A ausência de uma perspetiva plurianual é outra insuficiência frequentemente apontada ao RASI, porque não possibilita uma análise que abranja os últimos dez anos, não permitindo uma visão mais abrangente da evolução das diferentes tipologias criminais, nem identificar tendências. 

Estas críticas refletem preocupações sobre a necessidade de maior transparência, detalhe e abrangência nas informações apresentadas no RASI, visando uma melhor compreensão e combate à criminalidade em Portugal.

As estatísticas criminais desempenham um papel essencial na compreensão da criminalidade e na formulação de políticas públicas de segurança eficazes, pelo que um relatório estatístico sobre a criminalidade deve conter dados detalhados sobre a natureza, a frequência e a distribuição dos crimes, permitindo a identificação de tendências e a adoção de medidas preventivas adequadas.

Também são ferramentas fundamentais para compreender a dinâmica da criminalidade, orientar políticas públicas de segurança e alocar recursos, quer humanos, quer materiais, pelo que um relatório robusto deve integrar dados detalhados, identificar fenómenos críticos e propor medidas preventivas eficazes, propondo-se, a seguir, quais os elementos que um relatório estatístico deve conter, bem como os crimes que exigem atenção prioritária e as estratégias para mitigar riscos.  

Um relatório de estatísticas criminais deve incluir o tipo de crime, devendo a classificação dos crimes ser segundo a legislação penal vigente, com a indicação da frequência e taxa de ocorrência, ou seja, o número absoluto de crimes registados e a sua taxa por habitantes, para facilitar comparações.

A localização geográfica, deve também ser referida, nomeadamente a distribuição dos crimes por distrito, concelho e freguesia, possibilitando a identificação de áreas críticas, devendo também ser incluído o perfil dos infratores, através da idade, sexo e nacionalidade, bem como o perfil das vítimas, com recurso às características sociodemográficas das vítimas, a relação com o infrator e as circunstâncias do crime.

Dados sobre a identificação de padrões temporais de incidência criminal, como a hora e dia da Semana deviam também constar no RASI, bem como o modus operandi, nomeadamente quais os métodos utilizados pelos criminosos, incluindo tipo de armas usado.

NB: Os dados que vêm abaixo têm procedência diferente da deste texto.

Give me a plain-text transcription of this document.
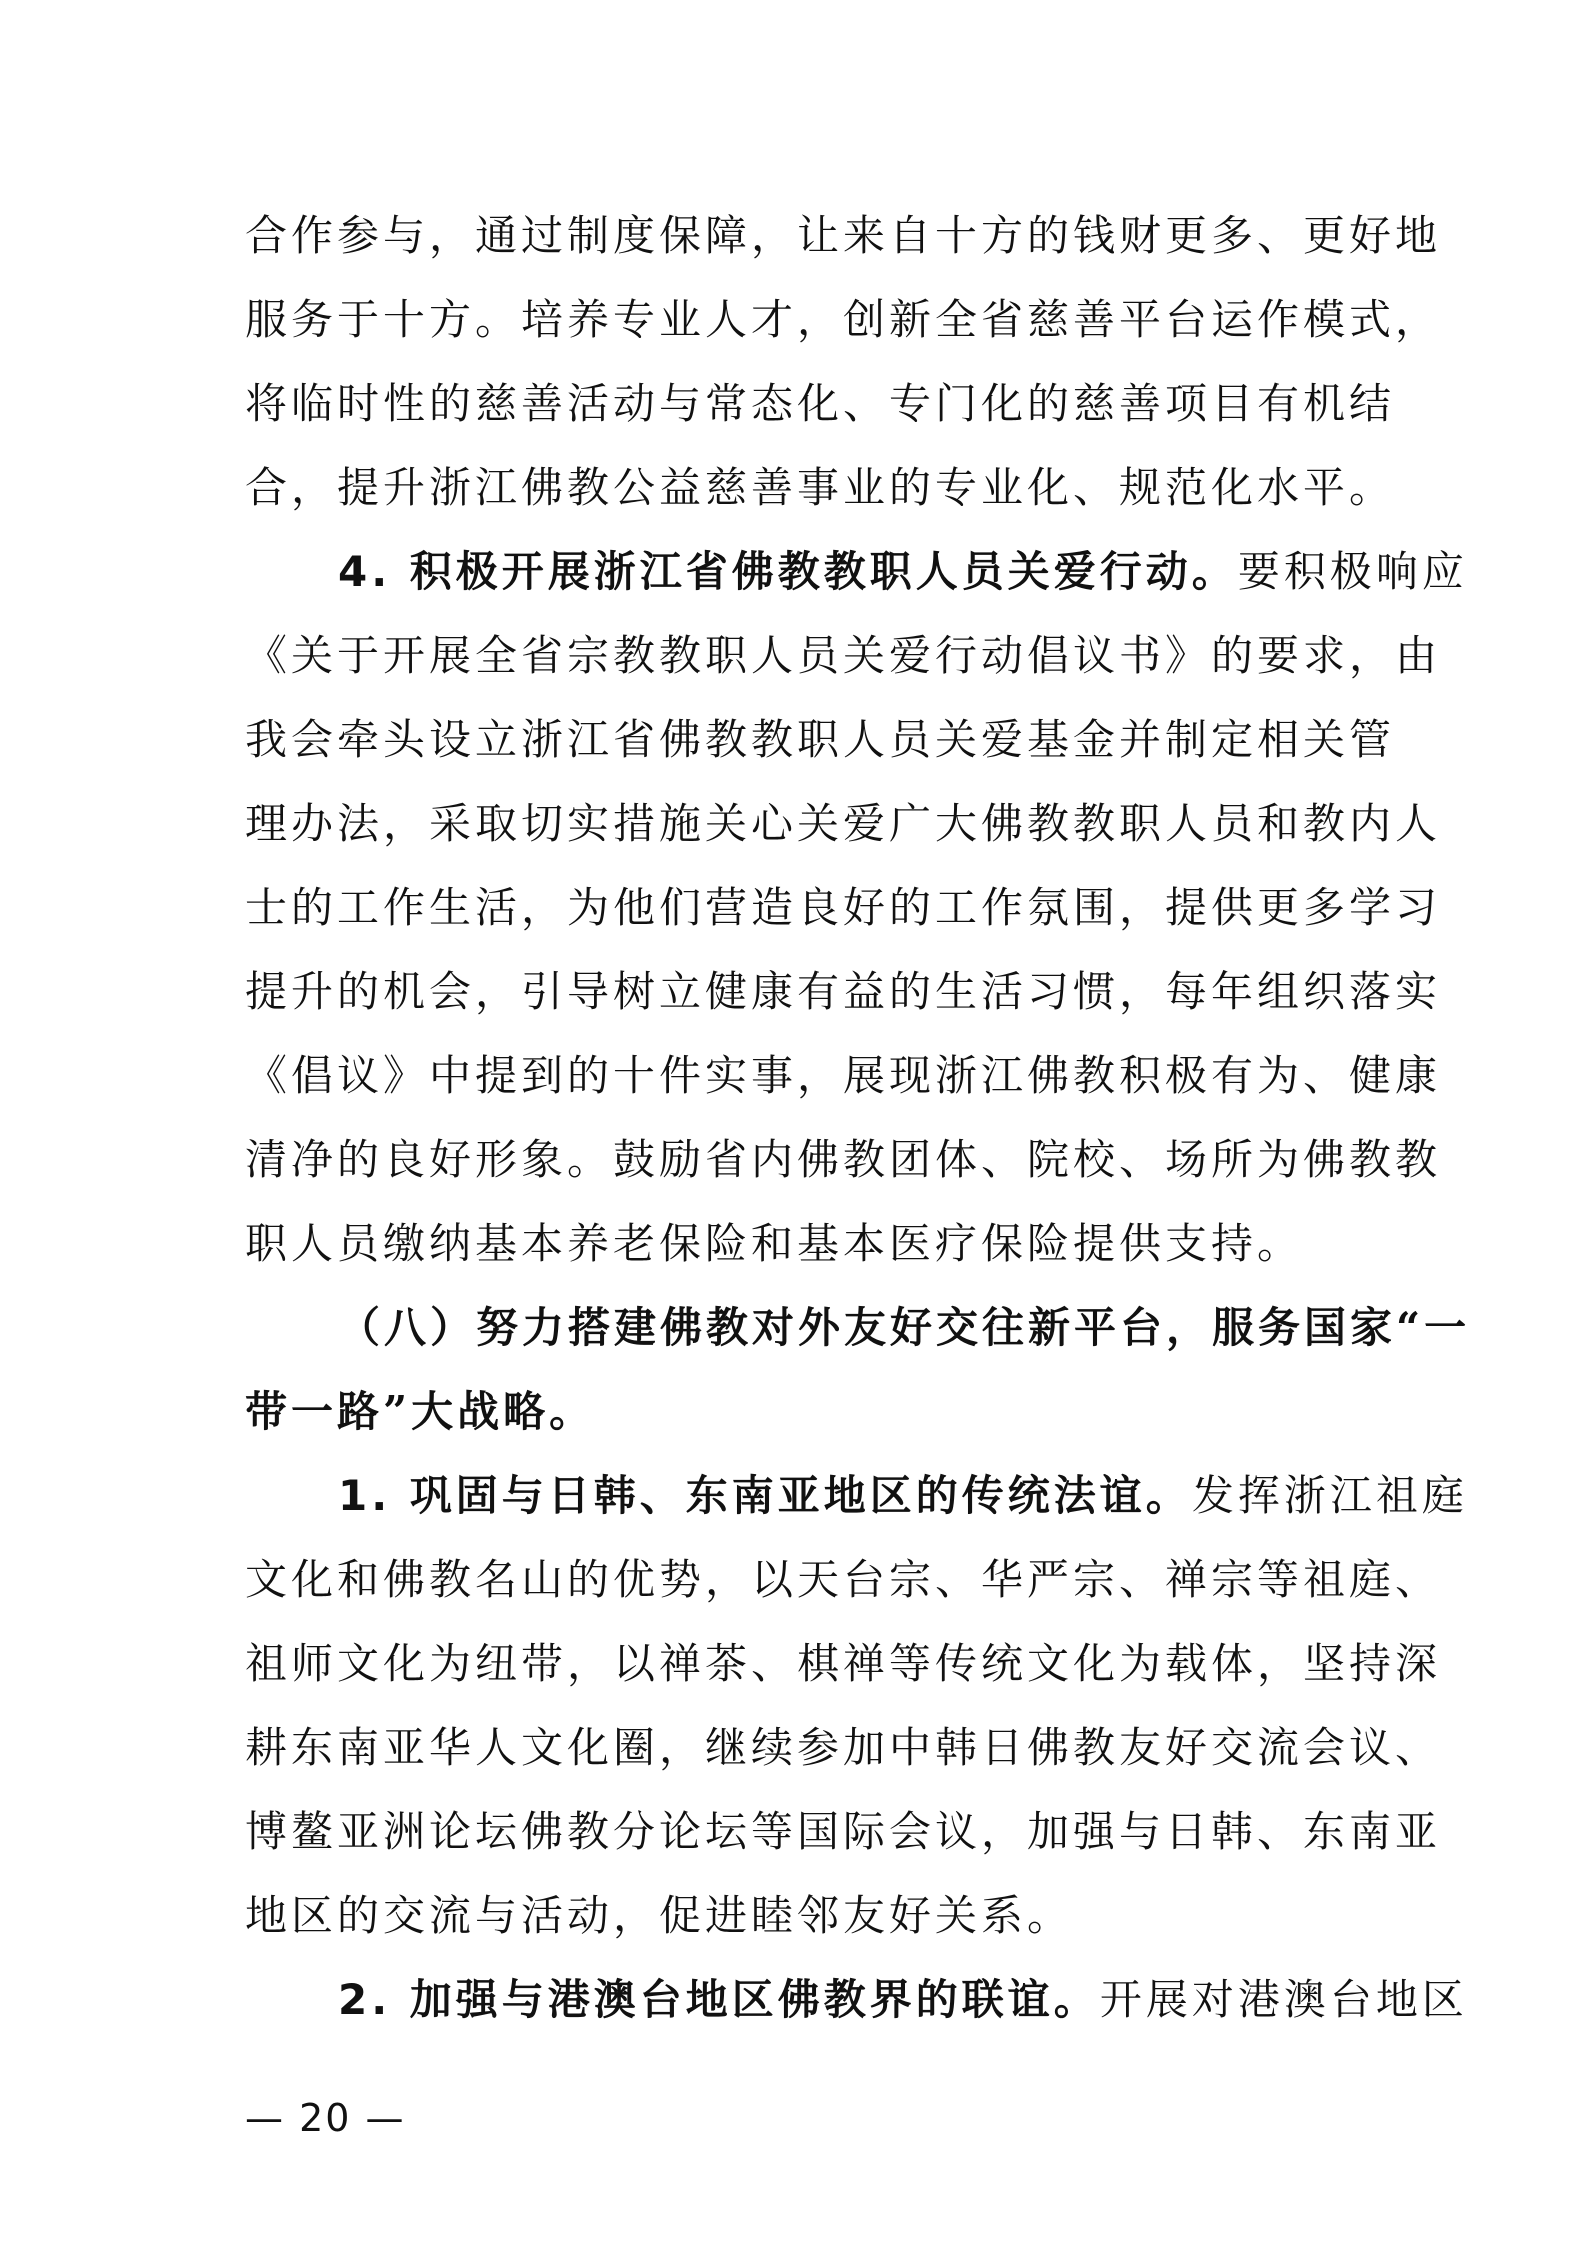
合作参与，通过制度保障，让来自十方的钱财更多、更好地
服务于十方。培养专业人才，创新全省慈善平台运作模式，
将临时性的慈善活动与常态化、专门化的慈善项目有机结
合，提升浙江佛教公益慈善事业的专业化、规范化水平。
4. 积极开展浙江省佛教教职人员关爱行动。要积极响应
《关于开展全省宗教教职人员关爱行动倡议书》的要求，由
我会牵头设立浙江省佛教教职人员关爱基金并制定相关管
理办法，采取切实措施关心关爱广大佛教教职人员和教内人
士的工作生活，为他们营造良好的工作氛围，提供更多学习
提升的机会，引导树立健康有益的生活习惯，每年组织落实
《倡议》中提到的十件实事，展现浙江佛教积极有为、健康
清净的良好形象。鼓励省内佛教团体、院校、场所为佛教教
职人员缴纳基本养老保险和基本医疗保险提供支持。
（八）努力搭建佛教对外友好交往新平台，服务国家“一
带一路”大战略。
1. 巩固与日韩、东南亚地区的传统法谊。发挥浙江祖庭
文化和佛教名山的优势，以天台宗、华严宗、禅宗等祖庭、
祖师文化为纽带，以禅茶、棋禅等传统文化为载体，坚持深
耕东南亚华人文化圈，继续参加中韩日佛教友好交流会议、
博鳌亚洲论坛佛教分论坛等国际会议，加强与日韩、东南亚
地区的交流与活动，促进睦邻友好关系。
2. 加强与港澳台地区佛教界的联谊。开展对港澳台地区
— 20 —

Para além disso, o RASI deve incluir informação sobre o tipo de crimes que reclamam um acompanhamento mais rigoroso, seja pela sua gravidade ou impacto social, tais como homicídios e tentativas de homicídio, sendo este um indicador direto do nível de violência grave de uma sociedade, assim como os crimes sexuais, apesar da alta subnotificação, mas sempre com impactos psicológicos profundos nas vítimas.

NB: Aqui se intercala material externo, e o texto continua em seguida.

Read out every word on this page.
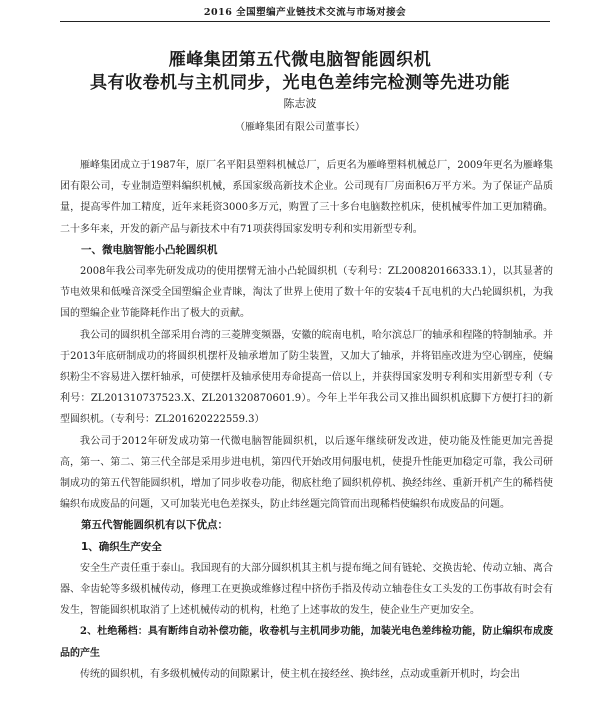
2016 全国塑编产业链技术交流与市场对接会
雁峰集团第五代微电脑智能圆织机
具有收卷机与主机同步，光电色差纬完检测等先进功能
陈志波
（雁峰集团有限公司董事长）

雁峰集团成立于1987年，原厂名平阳县塑料机械总厂，后更名为雁峰塑料机械总厂，2009年更名为雁峰集团有限公司，专业制造塑料编织机械，系国家级高新技术企业。公司现有厂房面积6万平方米。为了保证产品质量，提高零件加工精度，近年来耗资3000多万元，购置了三十多台电脑数控机床，使机械零件加工更加精确。二十多年来，开发的新产品与新技术中有71项获得国家发明专利和实用新型专利。

一、微电脑智能小凸轮圆织机

2008年我公司率先研发成功的使用摆臂无油小凸轮圆织机（专利号：ZL200820166333.1），以其显著的节电效果和低噪音深受全国塑编企业青睐，淘汰了世界上使用了数十年的安装4千瓦电机的大凸轮圆织机，为我国的塑编企业节能降耗作出了极大的贡献。

我公司的圆织机全部采用台湾的三菱牌变频器，安徽的皖南电机，哈尔滨总厂的轴承和程隆的特制轴承。并于2013年底研制成功的将圆织机摆杆及轴承增加了防尘装置，又加大了轴承，并将铝座改进为空心钢座，使编织粉尘不容易进入摆杆轴承，可使摆杆及轴承使用寿命提高一倍以上，并获得国家发明专利和实用新型专利（专利号：ZL201310737523.X、ZL201320870601.9）。今年上半年我公司又推出圆织机底脚下方便打扫的新型圆织机。（专利号：ZL201620222559.3）

我公司于2012年研发成功第一代微电脑智能圆织机，以后逐年继续研发改进，使功能及性能更加完善提高，第一、第二、第三代全部是采用步进电机，第四代开始改用伺服电机，使提升性能更加稳定可靠，我公司研制成功的第五代智能圆织机，增加了同步收卷功能，彻底杜绝了圆织机停机、换经纬丝、重新开机产生的稀档使编织布成废品的问题，又可加装光电色差探头，防止纬丝题完筒管而出现稀档使编织布成废品的问题。

第五代智能圆织机有以下优点：
1、确织生产安全

安全生产责任重于泰山。我国现有的大部分圆织机其主机与提布绳之间有链轮、交换齿轮、传动立轴、离合器、伞齿轮等多级机械传动，修理工在更换或维修过程中挤伤手指及传动立轴卷住女工头发的工伤事故有时会有发生，智能圆织机取消了上述机械传动的机构，杜绝了上述事故的发生，使企业生产更加安全。

2、杜绝稀档：具有断纬自动补偿功能，收卷机与主机同步功能，加装光电色差纬检功能，防止编织布成废品的产生

传统的圆织机，有多级机械传动的间隙累计，使主机在接经丝、换纬丝，点动或重新开机时，均会出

Também importante analisar são os crimes contra crianças e idosos, porque envolvem vítimas vulneráveis e frequentemente são cometidos dentro do ambiente familiar, e tráfico de droga, não pelas razões anteriores, mas por motivo do relacionado ao financiamento de organizações criminosas e ao aumento de outros crimes, como homicídios e roubos, assim como os crimes de corrupção e crimes financeiros, porque impactam a economia e a confiança nas instituições públicas, sem esquecer a cibercriminalidade, por motivo da sua grande expansão.

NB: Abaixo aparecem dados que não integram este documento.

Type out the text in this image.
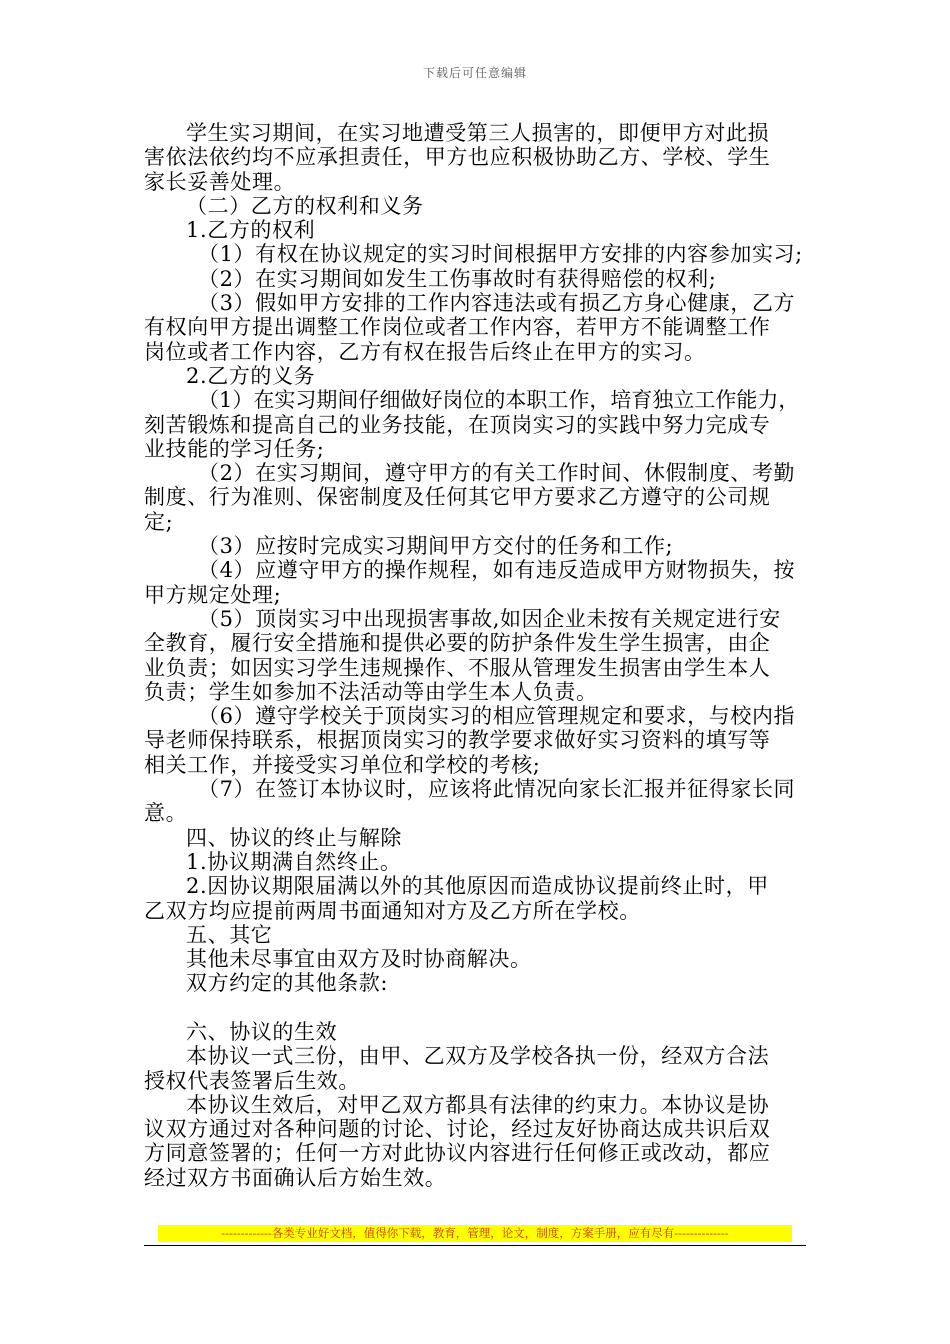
下载后可任意编辑
学生实习期间，在实习地遭受第三人损害的，即便甲方对此损
害依法依约均不应承担责任，甲方也应积极协助乙方、学校、学生
家长妥善处理。
（二）乙方的权利和义务
1.乙方的权利
（1）有权在协议规定的实习时间根据甲方安排的内容参加实习;
（2）在实习期间如发生工伤事故时有获得赔偿的权利;
（3）假如甲方安排的工作内容违法或有损乙方身心健康，乙方
有权向甲方提出调整工作岗位或者工作内容，若甲方不能调整工作
岗位或者工作内容，乙方有权在报告后终止在甲方的实习。
2.乙方的义务
（1）在实习期间仔细做好岗位的本职工作，培育独立工作能力，
刻苦锻炼和提高自己的业务技能，在顶岗实习的实践中努力完成专
业技能的学习任务;
（2）在实习期间，遵守甲方的有关工作时间、休假制度、考勤
制度、行为准则、保密制度及任何其它甲方要求乙方遵守的公司规
定;
（3）应按时完成实习期间甲方交付的任务和工作;
（4）应遵守甲方的操作规程，如有违反造成甲方财物损失，按
甲方规定处理;
（5）顶岗实习中出现损害事故,如因企业未按有关规定进行安
全教育，履行安全措施和提供必要的防护条件发生学生损害，由企
业负责；如因实习学生违规操作、不服从管理发生损害由学生本人
负责；学生如参加不法活动等由学生本人负责。
（6）遵守学校关于顶岗实习的相应管理规定和要求，与校内指
导老师保持联系，根据顶岗实习的教学要求做好实习资料的填写等
相关工作，并接受实习单位和学校的考核;
（7）在签订本协议时，应该将此情况向家长汇报并征得家长同
意。
四、协议的终止与解除
1.协议期满自然终止。
2.因协议期限届满以外的其他原因而造成协议提前终止时，甲
乙双方均应提前两周书面通知对方及乙方所在学校。
五、其它
其他未尽事宜由双方及时协商解决。
双方约定的其他条款:
六、协议的生效
本协议一式三份，由甲、乙双方及学校各执一份，经双方合法
授权代表签署后生效。
本协议生效后，对甲乙双方都具有法律的约束力。本协议是协
议双方通过对各种问题的讨论、讨论，经过友好协商达成共识后双
方同意签署的；任何一方对此协议内容进行任何修正或改动，都应
经过双方书面确认后方始生效。
-------------各类专业好文档，值得你下载，教育，管理，论文，制度，方案手册，应有尽有--------------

Tendo em conta essa informação o RASI deve incluir propostas para enfrentar o aumento da criminalidade, através da apresentação de um conjunto de medidas preventivas e repressivas, no âmbito da “Prevenção Primária” (antes da ocorrência do crime), da “Prevenção Secundária” (focada nos grupos de risco) e da “Prevenção Terciária” (controlo e punição dos crimes).

Conclui-se assim que as estatísticas criminais são fundamentais para sustentar políticas públicas de segurança eficientes, monitorização dos índices de criminalidade, identificar tendências e aplicar medidas preventivas, porque os relatórios criminais devem ser mais que compilações numéricas, devem também incluir informação sobre ações concretas, tais como priorizar os crimes de maior preocupação, e medidas para a sua prevenção, com transparência na divulgação de todos os dados, onde o envolvimento comunitário são pilares para o sucesso das políticas de segurança,  cruciais para construir sociedades seguras e resilientes.

Nota: O texto constitui a opinião exclusiva e única do seu autor, que só a este vincula e não refletem a opinião ou posição da instituição onde presta serviço.